As many of you experienced, we had an outage earlier today, February 4, from 8:35AM to 1:04PM UTC.
First off, we are truly sorry for the downtime. This certainly had its greatest impact on our friends across both the Atlantic and Pacific. We want to apologize for the hours of productivity you may have lost during your Tuesday mornings and afternoons. We also want to thank you for the overwhelming sense of understanding we’ve gotten from you as we responded back to your emails and tweets — from “It happens” to a simple “Thanks for the help!”
What exactly happened?
At approximately 8:35AM UTC, connectivity was lost to one of our servers that holds our caching database. The connections came back within a few minutes, but, the DoneDone application itself was not able to connect. We restarted our applications to restore connectivity. In the end, it was a simple fix. While we were down, no data was lost and all issues sent via email were submitted properly.
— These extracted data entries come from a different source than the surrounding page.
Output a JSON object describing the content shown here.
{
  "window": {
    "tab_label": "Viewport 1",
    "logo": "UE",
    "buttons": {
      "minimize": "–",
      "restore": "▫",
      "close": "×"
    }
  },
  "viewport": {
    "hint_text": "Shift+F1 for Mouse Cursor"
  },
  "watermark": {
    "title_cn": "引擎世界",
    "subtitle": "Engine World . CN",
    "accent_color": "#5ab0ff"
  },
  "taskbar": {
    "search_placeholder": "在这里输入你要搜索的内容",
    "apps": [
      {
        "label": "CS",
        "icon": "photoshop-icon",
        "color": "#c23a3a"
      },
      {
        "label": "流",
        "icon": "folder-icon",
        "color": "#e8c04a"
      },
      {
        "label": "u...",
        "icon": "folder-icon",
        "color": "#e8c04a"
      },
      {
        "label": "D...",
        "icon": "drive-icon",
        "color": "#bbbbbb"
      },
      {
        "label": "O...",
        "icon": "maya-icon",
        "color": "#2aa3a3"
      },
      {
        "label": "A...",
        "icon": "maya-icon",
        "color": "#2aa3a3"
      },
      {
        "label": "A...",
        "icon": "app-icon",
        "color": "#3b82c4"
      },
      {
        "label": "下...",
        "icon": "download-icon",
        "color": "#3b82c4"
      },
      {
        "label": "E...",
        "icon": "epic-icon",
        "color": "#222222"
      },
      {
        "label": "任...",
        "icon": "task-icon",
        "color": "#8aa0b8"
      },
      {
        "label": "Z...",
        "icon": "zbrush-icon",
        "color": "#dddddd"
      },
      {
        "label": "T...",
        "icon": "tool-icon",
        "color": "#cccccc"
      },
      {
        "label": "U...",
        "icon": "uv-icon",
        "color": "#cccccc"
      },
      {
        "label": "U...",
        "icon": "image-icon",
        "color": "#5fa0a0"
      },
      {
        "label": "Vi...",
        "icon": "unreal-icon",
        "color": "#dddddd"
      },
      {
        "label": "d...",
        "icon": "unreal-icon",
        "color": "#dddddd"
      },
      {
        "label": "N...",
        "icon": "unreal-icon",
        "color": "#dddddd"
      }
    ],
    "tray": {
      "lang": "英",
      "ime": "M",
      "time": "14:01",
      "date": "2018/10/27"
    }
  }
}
While technical issues are inevitable, having them arise without any response for 4 hours is unacceptable. We did a bad job today.
What are we doing to avoid this type of outage again?
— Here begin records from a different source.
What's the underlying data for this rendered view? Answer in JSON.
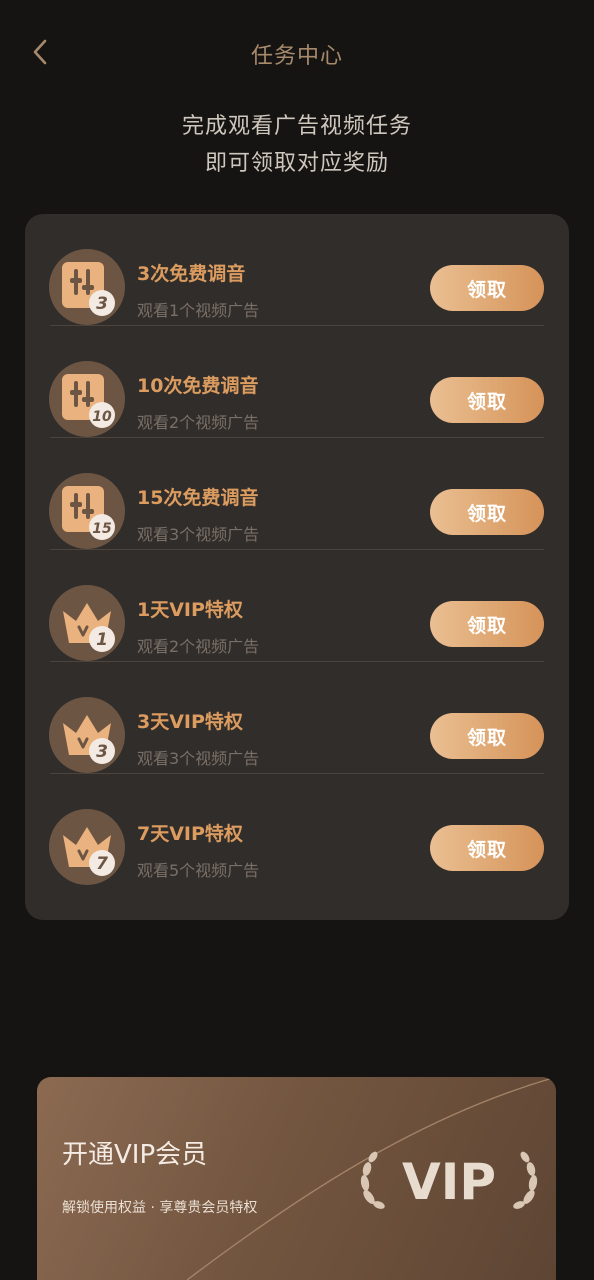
{
  "header": {
    "title": "任务中心"
  },
  "subtitle": {
    "line1": "完成观看广告视频任务",
    "line2": "即可领取对应奖励"
  },
  "colors": {
    "accent": "#dd9c5f",
    "background": "#161412",
    "card": "#302d2b"
  },
  "tasks": [
    {
      "icon": "tuning-icon",
      "badge": "3",
      "title": "3次免费调音",
      "desc": "观看1个视频广告",
      "button": "领取"
    },
    {
      "icon": "tuning-icon",
      "badge": "10",
      "title": "10次免费调音",
      "desc": "观看2个视频广告",
      "button": "领取"
    },
    {
      "icon": "tuning-icon",
      "badge": "15",
      "title": "15次免费调音",
      "desc": "观看3个视频广告",
      "button": "领取"
    },
    {
      "icon": "crown-icon",
      "badge": "1",
      "title": "1天VIP特权",
      "desc": "观看2个视频广告",
      "button": "领取"
    },
    {
      "icon": "crown-icon",
      "badge": "3",
      "title": "3天VIP特权",
      "desc": "观看3个视频广告",
      "button": "领取"
    },
    {
      "icon": "crown-icon",
      "badge": "7",
      "title": "7天VIP特权",
      "desc": "观看5个视频广告",
      "button": "领取"
    }
  ],
  "vip": {
    "title": "开通VIP会员",
    "subtitle": "解锁使用权益 · 享尊贵会员特权",
    "badge_text": "VIP"
  }
}
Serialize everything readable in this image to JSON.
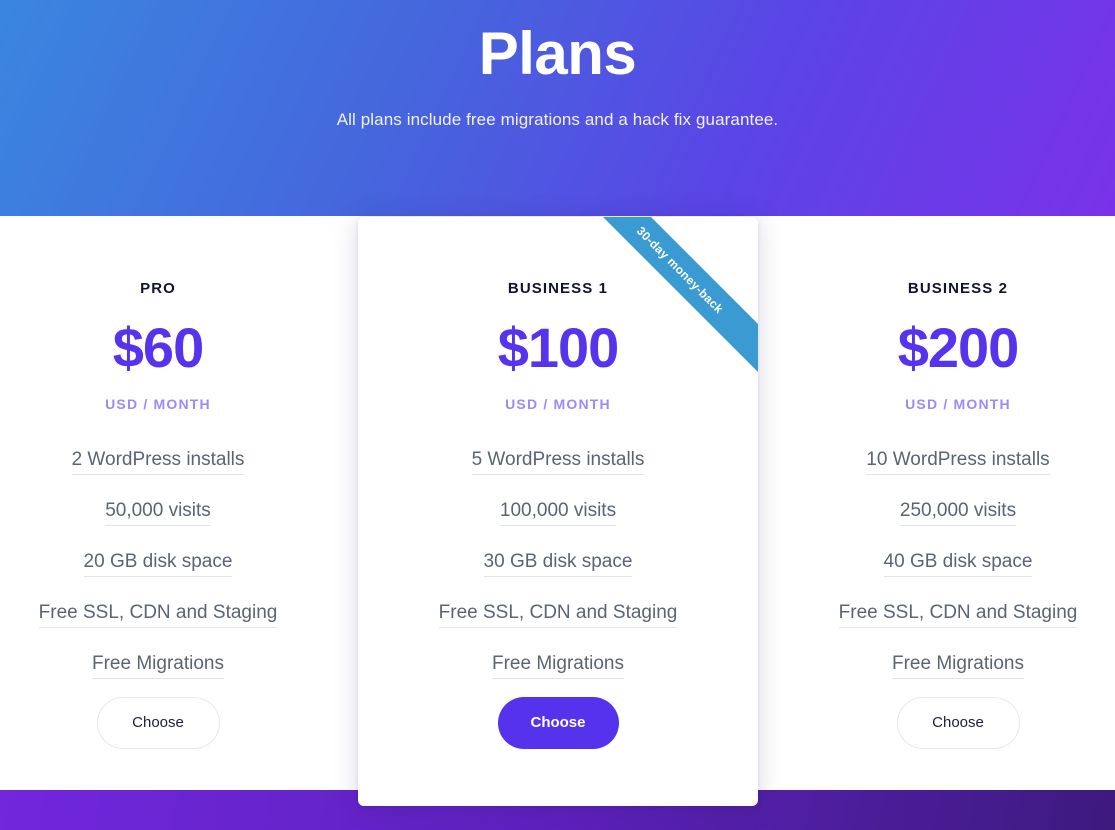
{
  "hero": {
    "title": "Plans",
    "subtitle": "All plans include free migrations and a hack fix guarantee.",
    "gradient_from": "#3a86df",
    "gradient_to": "#7a32e9"
  },
  "footer": {
    "band_color_from": "#7127dd",
    "band_color_to": "#3d1a7e"
  },
  "colors": {
    "price_purple": "#5633ec",
    "period_purple": "#9b8cf1",
    "plan_name_dark": "#121330",
    "feature_text": "#5b6474",
    "feature_underline": "#dfe2ea",
    "ribbon_blue": "#3a9bd2",
    "button_solid_bg": "#5532ec",
    "button_outline_border": "#e6e8f1",
    "card_bg": "#ffffff"
  },
  "plans": [
    {
      "name": "PRO",
      "price": "$60",
      "period": "USD / MONTH",
      "featured": false,
      "features": [
        "2 WordPress installs",
        "50,000 visits",
        "20 GB disk space",
        "Free SSL, CDN and Staging",
        "Free Migrations"
      ],
      "cta": "Choose"
    },
    {
      "name": "BUSINESS 1",
      "price": "$100",
      "period": "USD / MONTH",
      "featured": true,
      "ribbon": "30-day money-back",
      "features": [
        "5 WordPress installs",
        "100,000 visits",
        "30 GB disk space",
        "Free SSL, CDN and Staging",
        "Free Migrations"
      ],
      "cta": "Choose"
    },
    {
      "name": "BUSINESS 2",
      "price": "$200",
      "period": "USD / MONTH",
      "featured": false,
      "features": [
        "10 WordPress installs",
        "250,000 visits",
        "40 GB disk space",
        "Free SSL, CDN and Staging",
        "Free Migrations"
      ],
      "cta": "Choose"
    }
  ]
}
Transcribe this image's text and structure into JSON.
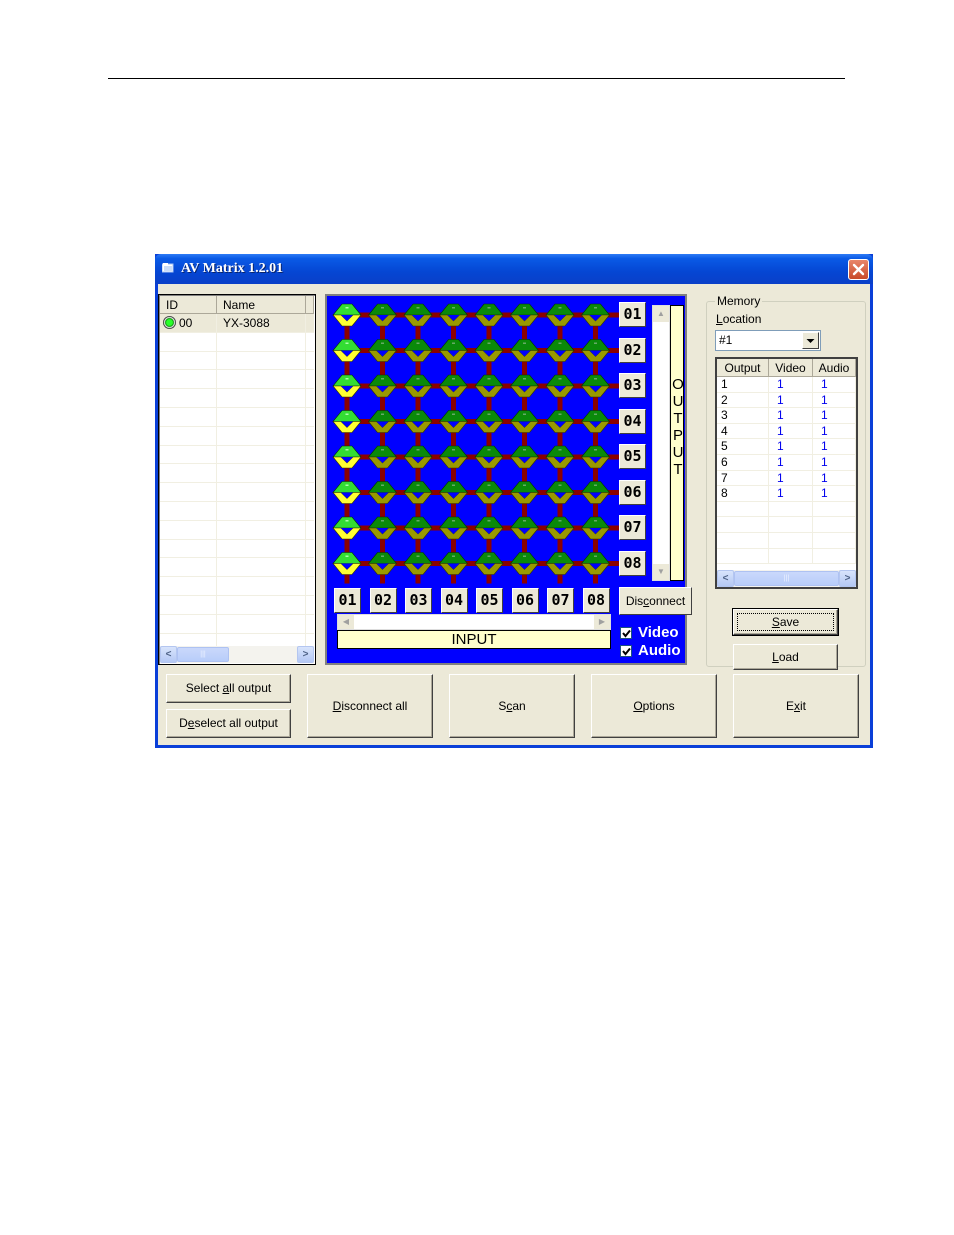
{
  "window": {
    "title": "AV Matrix 1.2.01",
    "close_icon": "close-x-icon",
    "app_icon": "folder-window-icon"
  },
  "device_list": {
    "columns": [
      "ID",
      "Name"
    ],
    "rows": [
      {
        "status_icon": "green-connected-icon",
        "id": "00",
        "name": "YX-3088"
      }
    ],
    "empty_rows": 17
  },
  "matrix": {
    "inputs": [
      "01",
      "02",
      "03",
      "04",
      "05",
      "06",
      "07",
      "08"
    ],
    "outputs": [
      "01",
      "02",
      "03",
      "04",
      "05",
      "06",
      "07",
      "08"
    ],
    "active_input_per_output": [
      1,
      1,
      1,
      1,
      1,
      1,
      1,
      1
    ],
    "output_label": "OUTPUT",
    "input_label": "INPUT",
    "disconnect_label": "Disconnect",
    "disconnect_accesskey": "c",
    "video_checkbox": {
      "label": "Video",
      "checked": true
    },
    "audio_checkbox": {
      "label": "Audio",
      "checked": true
    },
    "colors": {
      "background": "#0000FF",
      "wire": "#8B0000",
      "active_top": "#33DD33",
      "active_bottom": "#FFFF33",
      "inactive_top": "#0A8A0A",
      "inactive_bottom": "#999900"
    }
  },
  "memory": {
    "group_label": "Memory",
    "location_label": "Location",
    "location_value": "#1",
    "table": {
      "columns": [
        "Output",
        "Video",
        "Audio"
      ],
      "rows": [
        {
          "output": "1",
          "video": "1",
          "audio": "1"
        },
        {
          "output": "2",
          "video": "1",
          "audio": "1"
        },
        {
          "output": "3",
          "video": "1",
          "audio": "1"
        },
        {
          "output": "4",
          "video": "1",
          "audio": "1"
        },
        {
          "output": "5",
          "video": "1",
          "audio": "1"
        },
        {
          "output": "6",
          "video": "1",
          "audio": "1"
        },
        {
          "output": "7",
          "video": "1",
          "audio": "1"
        },
        {
          "output": "8",
          "video": "1",
          "audio": "1"
        }
      ]
    },
    "save_label": "Save",
    "load_label": "Load"
  },
  "buttons": {
    "select_all_output": "Select all output",
    "deselect_all_output": "Deselect all output",
    "disconnect_all": "Disconnect all",
    "scan": "Scan",
    "options": "Options",
    "exit": "Exit"
  }
}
We’re going to do a few things to help mitigate this situation from happening again. As with most problems in production, the things we can do vary from the quick short-term solutions to more long-term ones.
For the short-term, we will have better alerts in place to notify our IT team when critical events like this happen, particularly during the overnight hours in Chicago. While we aren’t yet at the point of having a customer support team available 24/7, we can ensure that downtime like this doesn’t take hours to respond to.
Longer term, we are investigating a better fault-tolerance plan. Though we now know how to remedy this situation, we want to ensure that the application can handle this in a better way – that doesn’t rely on manual intervention.
A sincere thank you
We pride ourselves on keeping DoneDone up-and-running smoothly. This is our first significant outage in over sixteen months, but we know we can do even better. Thank you again for taking this outage in stride with us. We live, we learn, we improve.